Tak, tam jest błąd, "uciekła im "1", bo przecież IC4 to dekoder BCD, a sygnał prostokątny do pomiaru fwy jest pobierany z wyjścia ICL "square out" i doprowadzany poprzez T7 do IC14A.
Zauważ, że częstościomierz nie mierzy wprost fwy tego sygnału, który ustawiasz na wyjściu przyrządu (sinus, trójkat czy prostokąt), ale cały czas mierzy tylko fwy prostokąta. Co na jedno wychodzi.
Jeśli już robisz ten generator, to oprócz helipot-a, wyprowadzonego na zewnątrz wejścia częstościomierza, przełącznika zakresów warto jeszcze zastąpić PR1 zwykłym potencjometrem - będziesz miał regulację wypełnienia, co pozwoli zmieniać np. przebieg trójkątny na piłokształtny - czytaj tu:
http://www.intersil.com/data/fn/fn2864.pdf , str.5.
Podany tam wzór na fwy=0,33/RC pozwala ci oszacować potrzebne pojemności kondensatorów dla poszczególnych zakresów. Zwróć uwagę, że wszystkie te dane obowiązują dla regulacji wypełnienia wg FIGURE 3A (który jest zalecany - jak piszą, daje lepsze rezultaty, ale jest bardziej kłopotliwy). Dla sposobu z FIGURE3B ( i ze schematu twojego generatora) ten wzór może nieco odbiegać od rzeczywistości - ale dobierzesz pojemności kondensatorów zakresów, i jest on łatwiejszy.
Sposób regulacji fwy za pomocą FM (wejście 8 ICL) taki jak w twoim generatorze pokazano na FIGURE10.
Zastępując PR1 zwykłym potencjometrem będziesz miał możliwość regulacji wypełnienia (2-98%) i nawet zmiany w ten sposób trójkata w piłę, ale pamiętaj, że wtedy nigdy nie będziesz wiedział jakie masz wypełnienie, czy sinus trójkąt jest symetryczny - a to czasem może być ważne.
Dlatego decydując się na potencjometr w miejsce PR1 trzeba to zrobić tak: zostawić PR1 wraz z R17 i R18, a dodatkowym przełącznikiem odłączać PR1 a dołączać zewnętrzny potencjometr.

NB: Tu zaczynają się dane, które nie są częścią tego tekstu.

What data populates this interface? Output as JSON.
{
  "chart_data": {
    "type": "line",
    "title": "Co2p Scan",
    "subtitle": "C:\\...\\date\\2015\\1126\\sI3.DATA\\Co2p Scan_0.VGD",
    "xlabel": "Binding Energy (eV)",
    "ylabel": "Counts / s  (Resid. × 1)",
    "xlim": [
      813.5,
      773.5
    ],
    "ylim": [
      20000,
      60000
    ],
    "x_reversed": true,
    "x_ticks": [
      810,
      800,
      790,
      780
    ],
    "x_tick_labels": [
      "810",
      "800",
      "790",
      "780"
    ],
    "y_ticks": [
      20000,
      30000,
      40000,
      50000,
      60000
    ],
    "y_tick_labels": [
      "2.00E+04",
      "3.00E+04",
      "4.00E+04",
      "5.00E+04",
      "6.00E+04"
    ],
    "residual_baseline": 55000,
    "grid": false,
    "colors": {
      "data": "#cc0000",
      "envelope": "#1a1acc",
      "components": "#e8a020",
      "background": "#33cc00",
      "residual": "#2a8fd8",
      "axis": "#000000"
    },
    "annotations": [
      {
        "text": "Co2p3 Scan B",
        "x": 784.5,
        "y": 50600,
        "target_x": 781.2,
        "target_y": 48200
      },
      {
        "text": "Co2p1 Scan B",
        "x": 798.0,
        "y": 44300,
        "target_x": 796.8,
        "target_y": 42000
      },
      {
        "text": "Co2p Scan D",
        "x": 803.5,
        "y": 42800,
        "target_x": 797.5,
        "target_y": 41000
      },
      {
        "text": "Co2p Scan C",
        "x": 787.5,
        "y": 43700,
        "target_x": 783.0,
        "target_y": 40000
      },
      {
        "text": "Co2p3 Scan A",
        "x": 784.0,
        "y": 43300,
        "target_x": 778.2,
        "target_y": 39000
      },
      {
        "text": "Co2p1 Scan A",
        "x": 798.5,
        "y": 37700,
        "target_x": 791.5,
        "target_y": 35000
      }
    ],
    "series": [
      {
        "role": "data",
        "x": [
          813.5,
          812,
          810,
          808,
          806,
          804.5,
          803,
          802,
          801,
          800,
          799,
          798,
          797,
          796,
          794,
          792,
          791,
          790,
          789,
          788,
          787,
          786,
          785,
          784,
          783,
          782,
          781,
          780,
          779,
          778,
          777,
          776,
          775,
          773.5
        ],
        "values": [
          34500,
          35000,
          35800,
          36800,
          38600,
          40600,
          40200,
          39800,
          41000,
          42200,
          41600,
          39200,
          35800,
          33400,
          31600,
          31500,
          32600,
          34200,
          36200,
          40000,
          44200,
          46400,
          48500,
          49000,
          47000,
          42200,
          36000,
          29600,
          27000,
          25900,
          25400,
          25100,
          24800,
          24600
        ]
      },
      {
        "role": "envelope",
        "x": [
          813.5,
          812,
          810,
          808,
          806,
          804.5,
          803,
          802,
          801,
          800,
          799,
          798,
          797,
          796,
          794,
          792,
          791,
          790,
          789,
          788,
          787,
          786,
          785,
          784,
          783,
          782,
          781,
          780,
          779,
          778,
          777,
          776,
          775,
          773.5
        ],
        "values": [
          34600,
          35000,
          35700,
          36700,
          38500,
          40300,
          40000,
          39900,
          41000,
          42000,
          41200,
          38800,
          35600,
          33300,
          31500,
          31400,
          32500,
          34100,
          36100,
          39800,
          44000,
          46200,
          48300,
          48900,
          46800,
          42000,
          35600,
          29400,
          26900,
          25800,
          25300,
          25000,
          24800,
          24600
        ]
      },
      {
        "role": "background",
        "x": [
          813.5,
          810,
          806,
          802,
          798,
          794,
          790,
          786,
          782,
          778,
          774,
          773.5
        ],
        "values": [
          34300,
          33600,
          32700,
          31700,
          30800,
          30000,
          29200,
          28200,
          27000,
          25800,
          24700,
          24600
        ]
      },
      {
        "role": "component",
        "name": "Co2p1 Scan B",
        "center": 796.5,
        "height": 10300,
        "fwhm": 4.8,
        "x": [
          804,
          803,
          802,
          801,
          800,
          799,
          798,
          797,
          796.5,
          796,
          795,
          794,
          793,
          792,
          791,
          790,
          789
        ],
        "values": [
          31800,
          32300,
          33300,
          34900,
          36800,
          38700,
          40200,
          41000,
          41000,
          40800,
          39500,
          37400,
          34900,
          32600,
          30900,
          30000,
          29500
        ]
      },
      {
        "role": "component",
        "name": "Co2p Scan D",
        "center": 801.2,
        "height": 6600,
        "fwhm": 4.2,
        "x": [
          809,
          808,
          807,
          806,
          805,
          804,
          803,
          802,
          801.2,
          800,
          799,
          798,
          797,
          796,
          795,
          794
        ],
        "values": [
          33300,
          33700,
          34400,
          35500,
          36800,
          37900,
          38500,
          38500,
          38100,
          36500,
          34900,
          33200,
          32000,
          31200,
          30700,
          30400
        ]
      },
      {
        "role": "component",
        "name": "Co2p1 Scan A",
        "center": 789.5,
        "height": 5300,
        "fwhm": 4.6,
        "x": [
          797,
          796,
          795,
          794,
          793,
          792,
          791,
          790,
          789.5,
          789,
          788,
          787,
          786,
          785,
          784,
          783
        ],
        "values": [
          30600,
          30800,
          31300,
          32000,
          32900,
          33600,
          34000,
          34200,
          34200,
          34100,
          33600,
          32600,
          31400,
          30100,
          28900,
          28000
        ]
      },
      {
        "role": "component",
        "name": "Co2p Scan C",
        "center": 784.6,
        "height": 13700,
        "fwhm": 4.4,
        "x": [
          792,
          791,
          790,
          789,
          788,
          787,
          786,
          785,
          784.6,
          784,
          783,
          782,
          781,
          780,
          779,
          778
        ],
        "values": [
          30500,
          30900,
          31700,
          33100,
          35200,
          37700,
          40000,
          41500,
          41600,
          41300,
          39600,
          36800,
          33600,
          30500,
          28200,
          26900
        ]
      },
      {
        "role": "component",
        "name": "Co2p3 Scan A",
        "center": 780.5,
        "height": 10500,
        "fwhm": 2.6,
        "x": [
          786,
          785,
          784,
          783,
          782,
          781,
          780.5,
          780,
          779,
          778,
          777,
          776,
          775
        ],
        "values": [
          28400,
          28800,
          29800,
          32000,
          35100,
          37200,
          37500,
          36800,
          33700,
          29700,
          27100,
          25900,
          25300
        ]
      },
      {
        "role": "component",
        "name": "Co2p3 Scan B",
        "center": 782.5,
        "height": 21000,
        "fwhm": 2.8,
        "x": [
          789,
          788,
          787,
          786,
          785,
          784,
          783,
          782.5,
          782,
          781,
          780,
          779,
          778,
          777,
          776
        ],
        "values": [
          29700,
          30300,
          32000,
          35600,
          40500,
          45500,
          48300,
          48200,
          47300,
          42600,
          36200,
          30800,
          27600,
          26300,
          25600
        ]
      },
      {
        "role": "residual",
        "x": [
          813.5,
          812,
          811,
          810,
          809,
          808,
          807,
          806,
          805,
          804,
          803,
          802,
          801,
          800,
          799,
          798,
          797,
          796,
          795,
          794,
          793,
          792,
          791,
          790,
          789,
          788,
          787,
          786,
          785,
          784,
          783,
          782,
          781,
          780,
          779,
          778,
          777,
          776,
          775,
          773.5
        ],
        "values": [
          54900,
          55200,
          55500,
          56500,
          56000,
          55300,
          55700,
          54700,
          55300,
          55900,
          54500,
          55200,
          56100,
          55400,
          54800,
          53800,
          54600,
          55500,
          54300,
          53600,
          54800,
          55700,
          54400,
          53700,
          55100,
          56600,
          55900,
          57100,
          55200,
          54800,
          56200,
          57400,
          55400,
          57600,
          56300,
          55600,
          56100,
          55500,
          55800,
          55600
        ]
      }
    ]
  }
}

To pozwoli na pracę w trybie symetrycznego przebiegu (dołączony PR1 - wyregulowana symetria), albo w trybie płynnej regulacji wypełnienia (dołączony potencjometr).
ICL zapewnia uzyskanie zakresu przestrajania 1000:1, a wiec uzyskanie np. 20Hz-20kHz.
Jeśli mogę radzić, to jeśli zdecydujesz się na przełącznik zakresów - zmniejsz to przestrajanie (za pomocą R12) do np. 11:1 (10Hz-110Hz, 100Hz - 1,1kHz...) co umożliwi precyzyjną regulację napięcia na wejściu 8 i tym samym precyzyjną regulację fwy. Widziałem też chyba konstrukcje, gdzie przełącznik zakresów dawał zakresy j.w. (10-110, 100-1,1k, ...) oraz jeden pełny zakres audio 20Hz - 20kHz.
Jako kondensatory przełączanych zakresów zalecam MKC (poliwęglanowe, trudno dostępne), KSF (stare PRL-owskie "styrofleksy"), polipropylenowe (KMP, KFMP) już są nieco gorsze. Niestety MKT i MKS mają dużo gorze parametry (stabilność pojemności, prądy upływu).
Wartości kondensatorów dla poszczególnych zakresów - kieruj się np. tym drugim schematem, dobierz je doświadczalnie, łącząc równolegle aby uzyskać pokrycie danego zakresu.
Jeśli chcesz więcej zakresów, to dla małych częstotliwości musisz użyć elektrolitów - to powinny być elektrolity, ale o jak najmniejszym prądzie upływu ( a więc tantalowe - wskazane są tu kondensatory na jak najwyższe napięcie (przynajmniej 25V).
Wg moich doświadczeń tantale mają niestety różne prądy upływu (to decyduje o stabilności częstotliwości) - zdarzają się o doskonale małym prądzie (mówię o pojemnościach 1-220mikroF), bywają takie, które są pod tym względem podobne do zwykłych aluminiowych.
Najmniejsze prądy upływu miałem w elektrolitach prod. RU - niobowo-półprzewodnikowe (seria K53-21).